WOODROW WILSON AND THE NEW FREEDOM

1.1 THE ELECTION OF 1912

1.2 IMPLEMENTING THE NEW FREEDOM: THE EARLY YEARS OF THE WILSON ADMINISTRATION

1.2.5 The Federal Reserve Act of 1913

Background. Following the Panic of 1907, it was generally agreed that there was need for more stability in the banking industry and for a currency supply which would expand and contract to meet business needs. Three points of view on the subject developed:

  1. Most Republicans backed the proposal of a commission headed by Senator Nelson W. Aldrich for a large central bank controlled by private banks.
  2. Bryanite Democrats, pointing to the Wall Street influence exposed by the 1913 Pujo Committee investigation of the money trust, wanted a reserve system and currency owned and controlled by the government.
  3. Conservative Democrats favored a decentralized system privately owned and controlled but free from Wall Street.

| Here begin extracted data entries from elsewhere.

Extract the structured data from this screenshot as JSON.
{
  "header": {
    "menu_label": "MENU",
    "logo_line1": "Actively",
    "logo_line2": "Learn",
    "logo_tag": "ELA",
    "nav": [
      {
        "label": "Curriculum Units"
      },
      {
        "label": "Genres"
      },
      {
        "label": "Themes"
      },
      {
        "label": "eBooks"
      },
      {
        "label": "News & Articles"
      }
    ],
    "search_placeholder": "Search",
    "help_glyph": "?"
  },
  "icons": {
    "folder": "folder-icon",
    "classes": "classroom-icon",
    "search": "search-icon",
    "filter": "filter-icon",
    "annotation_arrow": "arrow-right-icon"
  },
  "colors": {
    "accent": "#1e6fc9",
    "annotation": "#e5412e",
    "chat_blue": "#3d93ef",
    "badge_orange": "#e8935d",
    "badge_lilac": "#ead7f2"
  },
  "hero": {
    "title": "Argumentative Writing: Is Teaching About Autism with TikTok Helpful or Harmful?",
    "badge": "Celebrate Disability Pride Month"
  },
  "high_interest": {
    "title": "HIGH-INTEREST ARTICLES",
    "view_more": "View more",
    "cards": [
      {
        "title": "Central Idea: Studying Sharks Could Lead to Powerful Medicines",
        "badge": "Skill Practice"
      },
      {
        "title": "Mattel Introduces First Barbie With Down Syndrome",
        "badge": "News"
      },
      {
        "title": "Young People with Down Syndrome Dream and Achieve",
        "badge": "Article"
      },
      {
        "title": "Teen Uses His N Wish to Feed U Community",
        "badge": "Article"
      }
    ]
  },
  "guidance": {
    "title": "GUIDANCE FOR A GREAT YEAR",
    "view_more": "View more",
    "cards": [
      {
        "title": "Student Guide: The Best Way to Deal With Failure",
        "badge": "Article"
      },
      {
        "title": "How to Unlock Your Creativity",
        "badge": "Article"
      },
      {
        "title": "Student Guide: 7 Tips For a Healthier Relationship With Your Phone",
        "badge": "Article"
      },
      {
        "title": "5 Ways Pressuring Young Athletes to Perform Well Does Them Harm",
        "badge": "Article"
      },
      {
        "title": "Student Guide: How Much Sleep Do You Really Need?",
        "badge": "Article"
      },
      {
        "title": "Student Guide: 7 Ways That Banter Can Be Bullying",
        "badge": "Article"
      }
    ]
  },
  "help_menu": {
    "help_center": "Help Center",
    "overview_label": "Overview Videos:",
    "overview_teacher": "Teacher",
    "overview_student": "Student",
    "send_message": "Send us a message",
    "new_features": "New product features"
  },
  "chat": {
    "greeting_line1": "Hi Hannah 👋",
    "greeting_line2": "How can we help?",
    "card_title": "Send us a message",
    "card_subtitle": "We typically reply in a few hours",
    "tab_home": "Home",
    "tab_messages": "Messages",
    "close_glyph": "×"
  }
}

The bill which finally passed in December 1913 was a compromise measure. Provisions of the law were as follows:

  1. The nation was divided into twelve regions with a Federal Reserve bank in each region.
  2. Commercial banks in the region owned the Federal Reserve Bank by purchasing stock equal to six percent of their capital and surplus, and elected the directors of the bank. National banks were required to join the system, and state banks were invited to join.
  3. The Federal Reserve Banks held the gold reserves of their members.
  4. Federal Reserve Banks loaned money to member banks by rediscounting their commercial and agricultural paper. That is, the money was loaned at interest less than the public paid to the member banks, and the notes of indebtedness of businesses and farmers to the member banks were held as collateral. This allowed the Federal Reserve to control interest rates by raising or lowering the discount rate.
  5. The money loaned to the member banks was in the form of a new currency, Federal Reserve Notes, which was backed sixty percent by commercial paper and forty percent by gold. This currency was designed to expand and contract with the volume of business activity and borrowing.
  6. Checks on member banks were cleared through the Federal Reserve System.
  7. The Federal Reserve System serviced the financial needs of the federal government.
  8. The system was supervised and policy was set by a national Federal Reserve Board composed of the secretary of the Treasury, the comptroller of the currency, and five other members appointed by the president of the United States.